Il fascismo agrario pistoiese, mai definitivamente battuto, individuò il suo uomo di punta nel commerciante Ilio Lensi, squadrista rozzo, violento ed ambizioso. Spinelli tuttavia resse con forza il partito riuscendo, dopo clamorose faide interne, a far espellere quest’ultimo ed i suoi seguaci ed epurando poi la componente massonica dei Civinini, dei Martini, dei Lavarini. L’esigenza mussoliniana di “normalizzazione” determinò il tramonto di Farinacci e dell’ala intransigente a livello nazionale ed anche le fortune dello “spinellismo” cessarono nel 1926 quando il gruppo fu espulso dal partito.
L’uomo che condusse il PNF pistoiese sui binari dell’equilibrio imposti dal “fascismo–stato” fu il federale e podestà avvocato Leopoldo Bozzi. Enfatizzando i valori risorgimentali pistoiesi e raccordandoli a quelli fascisti condusse, mobilitando l’establishment culturale cittadino, felicemente in porto l’“operazione–Provincia”, creata nel 1927 ed ampliata con la Valdinievole nel 1928. Allargò la base del partito cercando di sviluppare il consenso al regime anche con lo sviluppo delle organizzazioni socio–politiche “collaterali” e con l’avvio di opere pubbliche, orientò l’economia della provincia in senso agricolo e artigiano.
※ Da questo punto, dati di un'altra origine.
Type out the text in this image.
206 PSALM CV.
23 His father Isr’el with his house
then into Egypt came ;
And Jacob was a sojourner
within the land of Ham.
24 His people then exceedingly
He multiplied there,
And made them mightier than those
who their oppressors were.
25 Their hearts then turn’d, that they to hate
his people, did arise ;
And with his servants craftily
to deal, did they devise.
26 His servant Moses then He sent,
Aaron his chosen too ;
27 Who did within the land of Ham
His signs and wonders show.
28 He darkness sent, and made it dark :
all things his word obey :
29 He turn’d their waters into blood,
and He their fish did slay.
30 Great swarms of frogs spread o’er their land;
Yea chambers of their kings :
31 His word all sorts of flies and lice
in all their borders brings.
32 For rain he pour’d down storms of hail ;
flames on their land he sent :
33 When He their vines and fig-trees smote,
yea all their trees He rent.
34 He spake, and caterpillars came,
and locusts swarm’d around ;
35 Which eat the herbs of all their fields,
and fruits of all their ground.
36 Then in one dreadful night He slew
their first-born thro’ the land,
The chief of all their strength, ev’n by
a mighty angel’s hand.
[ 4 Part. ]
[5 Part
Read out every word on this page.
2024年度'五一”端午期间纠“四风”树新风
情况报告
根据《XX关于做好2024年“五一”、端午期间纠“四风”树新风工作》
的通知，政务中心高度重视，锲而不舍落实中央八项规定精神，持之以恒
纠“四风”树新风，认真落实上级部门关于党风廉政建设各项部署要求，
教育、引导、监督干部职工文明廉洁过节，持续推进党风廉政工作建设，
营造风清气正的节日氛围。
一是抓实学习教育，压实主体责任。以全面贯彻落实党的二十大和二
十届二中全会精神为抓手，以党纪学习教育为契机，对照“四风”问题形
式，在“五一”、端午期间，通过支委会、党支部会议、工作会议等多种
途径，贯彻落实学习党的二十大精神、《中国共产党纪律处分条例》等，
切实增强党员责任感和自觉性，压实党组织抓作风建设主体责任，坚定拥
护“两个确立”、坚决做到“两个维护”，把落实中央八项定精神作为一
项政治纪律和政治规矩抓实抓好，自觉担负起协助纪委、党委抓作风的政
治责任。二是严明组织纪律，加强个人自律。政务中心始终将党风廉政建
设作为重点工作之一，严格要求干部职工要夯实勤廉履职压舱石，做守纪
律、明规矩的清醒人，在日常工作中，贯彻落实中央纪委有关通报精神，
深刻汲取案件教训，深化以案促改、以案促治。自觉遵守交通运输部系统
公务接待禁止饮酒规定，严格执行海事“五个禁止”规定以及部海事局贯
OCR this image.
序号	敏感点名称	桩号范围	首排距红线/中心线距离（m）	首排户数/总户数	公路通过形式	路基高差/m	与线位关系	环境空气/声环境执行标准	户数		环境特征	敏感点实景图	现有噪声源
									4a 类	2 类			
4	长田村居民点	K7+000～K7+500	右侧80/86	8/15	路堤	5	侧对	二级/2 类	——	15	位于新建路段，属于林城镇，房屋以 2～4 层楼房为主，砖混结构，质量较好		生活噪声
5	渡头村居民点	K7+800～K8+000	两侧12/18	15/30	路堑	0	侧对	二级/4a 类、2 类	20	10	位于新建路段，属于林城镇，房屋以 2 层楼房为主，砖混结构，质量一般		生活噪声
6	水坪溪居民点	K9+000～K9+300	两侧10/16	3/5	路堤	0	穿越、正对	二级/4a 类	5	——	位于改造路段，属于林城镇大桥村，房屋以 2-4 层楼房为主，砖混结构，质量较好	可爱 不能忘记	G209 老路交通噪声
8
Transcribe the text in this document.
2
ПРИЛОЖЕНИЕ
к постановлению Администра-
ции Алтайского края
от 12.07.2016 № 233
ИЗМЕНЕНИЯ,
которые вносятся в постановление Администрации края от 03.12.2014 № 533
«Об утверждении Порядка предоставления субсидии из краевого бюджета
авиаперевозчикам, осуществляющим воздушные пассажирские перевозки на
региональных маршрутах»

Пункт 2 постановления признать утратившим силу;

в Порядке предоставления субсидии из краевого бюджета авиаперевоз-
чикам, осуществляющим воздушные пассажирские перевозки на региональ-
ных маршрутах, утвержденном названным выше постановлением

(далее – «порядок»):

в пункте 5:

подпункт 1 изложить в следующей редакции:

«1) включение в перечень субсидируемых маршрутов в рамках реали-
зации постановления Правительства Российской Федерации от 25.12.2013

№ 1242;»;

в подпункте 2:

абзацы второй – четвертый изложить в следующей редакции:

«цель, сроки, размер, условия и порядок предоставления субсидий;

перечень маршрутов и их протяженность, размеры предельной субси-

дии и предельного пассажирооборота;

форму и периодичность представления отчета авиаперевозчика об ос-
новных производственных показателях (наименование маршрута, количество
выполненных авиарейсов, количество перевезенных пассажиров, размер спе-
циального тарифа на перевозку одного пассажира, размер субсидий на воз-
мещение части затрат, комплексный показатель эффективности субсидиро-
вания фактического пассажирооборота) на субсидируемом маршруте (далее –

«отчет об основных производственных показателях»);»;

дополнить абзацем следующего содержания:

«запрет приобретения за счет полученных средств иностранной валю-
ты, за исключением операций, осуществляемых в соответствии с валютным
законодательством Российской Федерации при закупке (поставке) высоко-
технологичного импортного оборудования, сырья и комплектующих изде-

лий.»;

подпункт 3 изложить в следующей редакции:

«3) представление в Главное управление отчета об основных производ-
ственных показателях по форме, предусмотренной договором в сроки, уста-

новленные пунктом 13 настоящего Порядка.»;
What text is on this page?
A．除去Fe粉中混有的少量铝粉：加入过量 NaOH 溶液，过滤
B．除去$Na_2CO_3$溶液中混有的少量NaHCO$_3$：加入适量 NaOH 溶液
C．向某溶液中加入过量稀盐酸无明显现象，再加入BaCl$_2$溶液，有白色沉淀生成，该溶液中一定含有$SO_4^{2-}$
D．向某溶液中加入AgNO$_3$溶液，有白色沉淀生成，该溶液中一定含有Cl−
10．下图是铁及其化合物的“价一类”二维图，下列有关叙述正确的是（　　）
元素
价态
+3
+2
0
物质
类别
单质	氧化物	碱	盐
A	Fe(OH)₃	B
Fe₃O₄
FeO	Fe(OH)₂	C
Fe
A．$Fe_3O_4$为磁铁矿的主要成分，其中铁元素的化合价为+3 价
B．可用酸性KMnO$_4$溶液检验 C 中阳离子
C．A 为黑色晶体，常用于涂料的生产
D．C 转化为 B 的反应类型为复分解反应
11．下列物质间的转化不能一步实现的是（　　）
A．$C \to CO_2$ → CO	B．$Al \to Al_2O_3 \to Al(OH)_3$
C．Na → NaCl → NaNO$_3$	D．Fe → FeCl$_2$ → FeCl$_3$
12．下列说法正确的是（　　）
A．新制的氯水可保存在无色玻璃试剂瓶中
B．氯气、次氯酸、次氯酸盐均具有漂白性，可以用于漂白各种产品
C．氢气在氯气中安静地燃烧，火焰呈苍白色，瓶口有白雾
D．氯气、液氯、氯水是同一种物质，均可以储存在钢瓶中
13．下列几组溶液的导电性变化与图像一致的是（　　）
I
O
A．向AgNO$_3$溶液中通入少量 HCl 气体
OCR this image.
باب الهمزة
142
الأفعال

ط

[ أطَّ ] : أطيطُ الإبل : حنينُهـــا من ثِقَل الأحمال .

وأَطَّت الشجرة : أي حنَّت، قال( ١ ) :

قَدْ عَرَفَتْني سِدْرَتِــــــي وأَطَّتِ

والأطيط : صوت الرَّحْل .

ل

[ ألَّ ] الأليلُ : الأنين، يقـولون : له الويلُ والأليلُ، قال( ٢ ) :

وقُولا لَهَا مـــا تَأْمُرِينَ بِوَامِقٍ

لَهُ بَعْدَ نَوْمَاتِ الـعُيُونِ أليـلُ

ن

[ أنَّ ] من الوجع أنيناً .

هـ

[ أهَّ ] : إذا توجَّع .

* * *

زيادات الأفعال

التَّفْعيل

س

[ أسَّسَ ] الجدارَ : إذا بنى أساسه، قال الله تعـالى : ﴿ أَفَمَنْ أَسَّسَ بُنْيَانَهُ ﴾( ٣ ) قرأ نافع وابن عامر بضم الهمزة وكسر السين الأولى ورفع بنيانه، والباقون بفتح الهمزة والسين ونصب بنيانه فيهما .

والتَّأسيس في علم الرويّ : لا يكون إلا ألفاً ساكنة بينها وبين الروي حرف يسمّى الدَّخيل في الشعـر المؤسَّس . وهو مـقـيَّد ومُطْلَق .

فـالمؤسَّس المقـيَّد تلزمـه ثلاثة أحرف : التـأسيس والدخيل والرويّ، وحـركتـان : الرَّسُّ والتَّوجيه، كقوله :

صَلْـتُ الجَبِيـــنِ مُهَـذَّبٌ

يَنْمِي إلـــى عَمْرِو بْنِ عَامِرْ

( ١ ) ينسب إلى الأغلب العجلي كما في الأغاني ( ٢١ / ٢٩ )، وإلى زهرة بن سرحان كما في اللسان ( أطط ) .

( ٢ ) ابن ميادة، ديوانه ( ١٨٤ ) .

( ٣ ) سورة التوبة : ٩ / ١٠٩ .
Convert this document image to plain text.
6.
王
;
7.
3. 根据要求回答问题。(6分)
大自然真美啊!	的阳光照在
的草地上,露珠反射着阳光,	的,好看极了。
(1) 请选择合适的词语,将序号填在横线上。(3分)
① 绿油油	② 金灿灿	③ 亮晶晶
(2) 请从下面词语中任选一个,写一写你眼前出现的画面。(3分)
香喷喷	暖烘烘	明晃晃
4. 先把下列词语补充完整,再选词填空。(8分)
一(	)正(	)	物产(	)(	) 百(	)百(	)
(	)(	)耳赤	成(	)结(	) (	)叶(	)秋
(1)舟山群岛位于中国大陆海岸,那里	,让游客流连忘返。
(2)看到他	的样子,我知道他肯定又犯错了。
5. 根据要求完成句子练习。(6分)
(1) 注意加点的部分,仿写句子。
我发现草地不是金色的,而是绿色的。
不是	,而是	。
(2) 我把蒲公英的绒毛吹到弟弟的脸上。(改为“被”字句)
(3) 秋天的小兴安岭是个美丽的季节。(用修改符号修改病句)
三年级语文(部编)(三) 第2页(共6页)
La sua prematura morte, in seguito ad incidente, privò Pistoia di una importante figura di raccordo e di mediazione, sia con Roma, sia all’interno del fascio pistoiese dove ripresero le lotte fra le varie fazioni e l’instabilità.
Da allora non ci pare emergano nomi significativi (a parte quello di Armando Barlesi, ma solo perché fondatore nel ‘32 de «Il Ferruccio»), infatti in seguito ad una ispezione effettuata nel 1941 dal “centro” sulla federazione fascista si rileva tra l’altro che a quella data si erano avvicendati alla sua guida “ben 14 federali” alcuni dei quali non pistoiesi.
Le esigenze belliche ridiedero il primato all’industria e fiato, specie con i federali Alzona e Pigli, all’ala intransigente del partito che ebbe poi modo di affermarsi soprattutto nel periodo della repubblica di Salò con i federali del PFR Giorgetti e Lorenzoni.
Emergono in quest’ultimo periodo, raccolte attorno al periodico «Tempo nostro» le figure di giovani irriducibili combattenti repubblichini: Valerio Cappelli (GNR) e il “parà” Rolando Chelucci caddero in combattimento; Ruy Blas Biagi (“NP” Decima Mas) fu fucilato a Firenze dopo un’azione di sabotaggio oltre le linee nemiche ed al suo nome venne poi intitolata la Brigata Nera di Pistoia alla quale appartennero Giorgio Pisanò e Agostino Danesi, arresisi in Valtellina solo dopo la morte di Mussolini; Mafilas Manini morì in clandestinità a Milano nel ‘45. Alcuni, come Pisanò, avranno un ruolo nel neo–fascismo del dopoguerra.
Si segnala infine, soprattutto per la sua ambiguità politica, la figura di un altro giovane fascista, Licio Gelli, ma questa è un’altra storia.